Aku benar-benar tidak menyangka. Tubuhku menjadi pagar yang membatasi antara dunia nyata dan kepalsuan. Mereka menyebut kami pagar laut. Bentangan air raksasa ini namanya laut. Mereka menggunakanku untuk menyembunyikan kebenaran. Aku tak sudi melakukan pekerjaan keji ini. Entah siapa yang dapat menolongku kini. Aku tidak ingin menjadi bagian dari tugas biadab ini. Aku tidak ingin masuk menjadi golongan mereka.
Orang-orang itu dapat membeli apapun kecuali aku. Tapi, aku hanya teronggok di sini tanpa mampu bergerak sedikit pun. Aku masih berharap, ada yang menolong kami.
Beberapa jam setelah itu, orang-orang berdatangan. Jumlahnya amat banyak. Aku mengira mereka adalah orang-orang baik. Tebakanku tak salah. Aku tak melihat mereka membawa karung.
Mereka mulai menyusuri air. Mereka mendekat. Sentuhan mereka terasa kasar. Mereka mencabutku dengan asal. Lalu aku dihempaskan sekuat tenaga.
“Hentikan!” Aku tidak tahu mengapa semuanya cepat berlalu. Mereka mencabut seluruh kayu yang menancap di pinggir laut.
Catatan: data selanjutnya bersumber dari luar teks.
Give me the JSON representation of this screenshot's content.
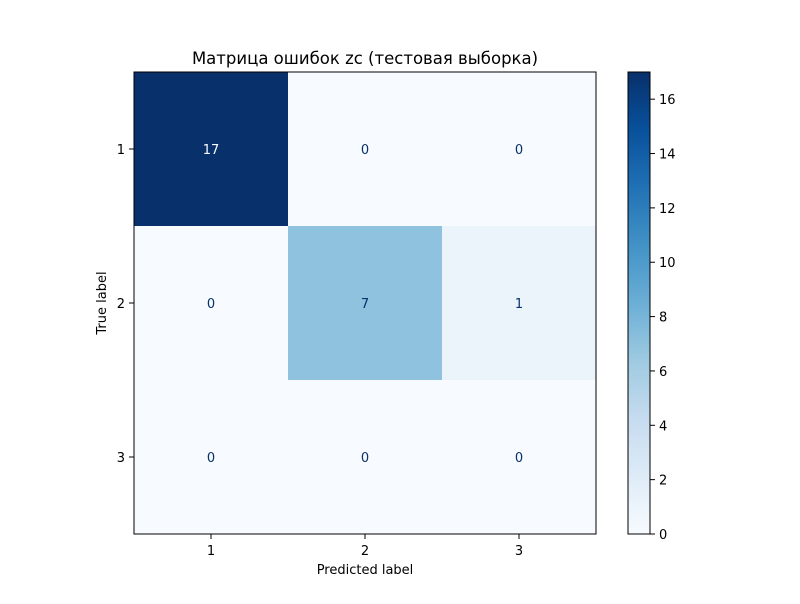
{
  "chart_data": {
    "type": "heatmap",
    "title": "Матрица ошибок zc (тестовая выборка)",
    "xlabel": "Predicted label",
    "ylabel": "True label",
    "x_categories": [
      "1",
      "2",
      "3"
    ],
    "y_categories": [
      "1",
      "2",
      "3"
    ],
    "matrix": [
      [
        17,
        0,
        0
      ],
      [
        0,
        7,
        1
      ],
      [
        0,
        0,
        0
      ]
    ],
    "colormap": "Blues",
    "color_range": [
      0,
      17
    ],
    "colorbar_ticks": [
      0,
      2,
      4,
      6,
      8,
      10,
      12,
      14,
      16
    ],
    "colorbar_tick_labels": [
      "0",
      "2",
      "4",
      "6",
      "8",
      "10",
      "12",
      "14",
      "16"
    ],
    "colors": {
      "low": "#f7fbff",
      "high": "#08306b",
      "text_light": "#f7fbff",
      "text_dark": "#08306b"
    }
  }
}
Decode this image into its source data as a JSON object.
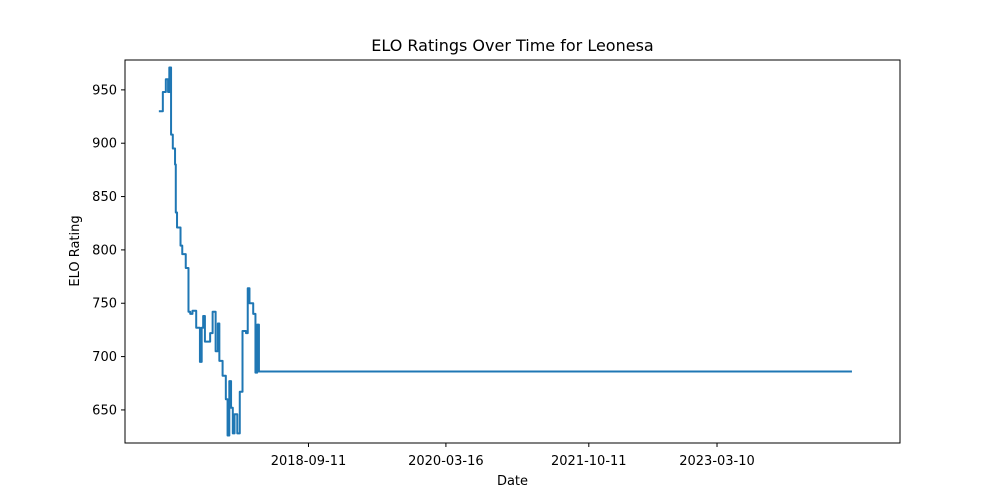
{
  "chart_data": {
    "type": "line",
    "title": "ELO Ratings Over Time for Leonesa",
    "xlabel": "Date",
    "ylabel": "ELO Rating",
    "x_ticks": [
      "2018-09-11",
      "2020-03-16",
      "2021-10-11",
      "2023-03-10"
    ],
    "y_ticks": [
      650,
      700,
      750,
      800,
      850,
      900,
      950
    ],
    "xlim": [
      "2016-09-04",
      "2025-03-14"
    ],
    "ylim": [
      619,
      978
    ],
    "grid": false,
    "series": [
      {
        "color": "#1f77b4",
        "points": [
          [
            "2017-01-18",
            930
          ],
          [
            "2017-02-03",
            930
          ],
          [
            "2017-02-03",
            948
          ],
          [
            "2017-02-15",
            948
          ],
          [
            "2017-02-15",
            960
          ],
          [
            "2017-02-24",
            960
          ],
          [
            "2017-02-24",
            948
          ],
          [
            "2017-03-01",
            948
          ],
          [
            "2017-03-01",
            971
          ],
          [
            "2017-03-08",
            971
          ],
          [
            "2017-03-08",
            908
          ],
          [
            "2017-03-15",
            908
          ],
          [
            "2017-03-15",
            895
          ],
          [
            "2017-03-24",
            895
          ],
          [
            "2017-03-24",
            880
          ],
          [
            "2017-03-27",
            880
          ],
          [
            "2017-03-27",
            835
          ],
          [
            "2017-04-01",
            835
          ],
          [
            "2017-04-01",
            821
          ],
          [
            "2017-04-15",
            821
          ],
          [
            "2017-04-15",
            804
          ],
          [
            "2017-04-22",
            804
          ],
          [
            "2017-04-22",
            796
          ],
          [
            "2017-05-06",
            796
          ],
          [
            "2017-05-06",
            783
          ],
          [
            "2017-05-17",
            783
          ],
          [
            "2017-05-17",
            742
          ],
          [
            "2017-05-24",
            742
          ],
          [
            "2017-05-24",
            740
          ],
          [
            "2017-06-02",
            740
          ],
          [
            "2017-06-02",
            743
          ],
          [
            "2017-06-17",
            743
          ],
          [
            "2017-06-17",
            727
          ],
          [
            "2017-07-02",
            727
          ],
          [
            "2017-07-02",
            695
          ],
          [
            "2017-07-09",
            695
          ],
          [
            "2017-07-09",
            727
          ],
          [
            "2017-07-15",
            727
          ],
          [
            "2017-07-15",
            738
          ],
          [
            "2017-07-22",
            738
          ],
          [
            "2017-07-22",
            714
          ],
          [
            "2017-08-12",
            714
          ],
          [
            "2017-08-12",
            722
          ],
          [
            "2017-08-22",
            722
          ],
          [
            "2017-08-22",
            742
          ],
          [
            "2017-09-03",
            742
          ],
          [
            "2017-09-03",
            705
          ],
          [
            "2017-09-12",
            705
          ],
          [
            "2017-09-12",
            731
          ],
          [
            "2017-09-18",
            731
          ],
          [
            "2017-09-18",
            696
          ],
          [
            "2017-10-01",
            696
          ],
          [
            "2017-10-01",
            682
          ],
          [
            "2017-10-14",
            682
          ],
          [
            "2017-10-14",
            660
          ],
          [
            "2017-10-21",
            660
          ],
          [
            "2017-10-21",
            626
          ],
          [
            "2017-10-28",
            626
          ],
          [
            "2017-10-28",
            677
          ],
          [
            "2017-11-04",
            677
          ],
          [
            "2017-11-04",
            652
          ],
          [
            "2017-11-11",
            652
          ],
          [
            "2017-11-11",
            628
          ],
          [
            "2017-11-18",
            628
          ],
          [
            "2017-11-18",
            646
          ],
          [
            "2017-11-29",
            646
          ],
          [
            "2017-11-29",
            628
          ],
          [
            "2017-12-09",
            628
          ],
          [
            "2017-12-09",
            667
          ],
          [
            "2017-12-20",
            667
          ],
          [
            "2017-12-20",
            724
          ],
          [
            "2018-01-03",
            724
          ],
          [
            "2018-01-03",
            722
          ],
          [
            "2018-01-10",
            722
          ],
          [
            "2018-01-10",
            764
          ],
          [
            "2018-01-17",
            764
          ],
          [
            "2018-01-17",
            750
          ],
          [
            "2018-02-01",
            750
          ],
          [
            "2018-02-01",
            740
          ],
          [
            "2018-02-10",
            740
          ],
          [
            "2018-02-10",
            685
          ],
          [
            "2018-02-17",
            685
          ],
          [
            "2018-02-17",
            730
          ],
          [
            "2018-02-24",
            730
          ],
          [
            "2018-02-24",
            686
          ],
          [
            "2024-09-02",
            686
          ]
        ]
      }
    ]
  }
}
Sia-sia saja, tidak ada yang mendengar. Wajah mereka seperti orang kelaparan. Aku tidak tahu apakah kami akan dimakan. Aku tidak pernah mendengar bahwa kami dapat dimakan.
Mereka terus berjalan hingga ujung. Orang-orang itu sudah berhasil mencabuti setengah barisan kayu. Mereka akan mendekat ke sana. Ke tempat persembunyian jasad. Teruslah mendekat, temukan kebenarannya. Kalian harus tahu.
Aku tidak tahu apakah mayat-mayat itu masih berada di sana atau sudah berkelana bersama riak ombak. Seharusnya mereka juga mulai mengendus aroma busuk. Semoga mereka dapat menemukannya.
Mereka nyaris tiba pada beberapa kayu terakhir. Sepertinya tidak ada yang menyadari keberadaan mayat di sana. Seharusnya mayat itu sudah ditemukan. Aku ingat persis letaknya tak begitu jauh dari posisi kayu terakhir. Sesekali aroma busuk bercampur asin juga masih menghampiriku. Aku yakin, mayat itu masih di sana.
“Teman-teman, lekas kemari!” Nah, kerja bagus. Sosok bertubuh jangkung di ujung sana sepertinya sudah menemukannya.
Empat orang menghampiri sosok tersebut. Mereka menunduk sembari berbicara. Dua orang mulai berjongkok dan mengangkat sesuatu.
“Itu dia! Itu karung yang kemarin. Mereka menemukan semuanya.” Aku berteriak seperti anak kecil yang mendapat es krim, meskipun tubuhku masih perih karena terhempas tadi.
Mereka membawanya ke dekatku. Semoga karung itu dibuka di sini. Aku juga penasaran isi karung itu, apakah mayatnya masih utuh atau sudah busuk. Kasihan, keluarganya pasti sedang mencari.
Lihatlah, mereka juga tergesa. Aku yakin, mereka juga penasaran. Karung dibuka secara serentak. Seseorang berteriak. Sontak seluruh perhatian orang tertuju padanya.
“Ternyata isinya boneka. Boneka yang tidak biasa.” Ya, boneka itu berdarah. Aku yakin, masih ada rahasia di sana.
Benar saja, di sana tertulis, “Selamat Jalan Kejujuran”, “Selamat Jalan Keadilan”, “Selamat Tinggal Hati Nurani”.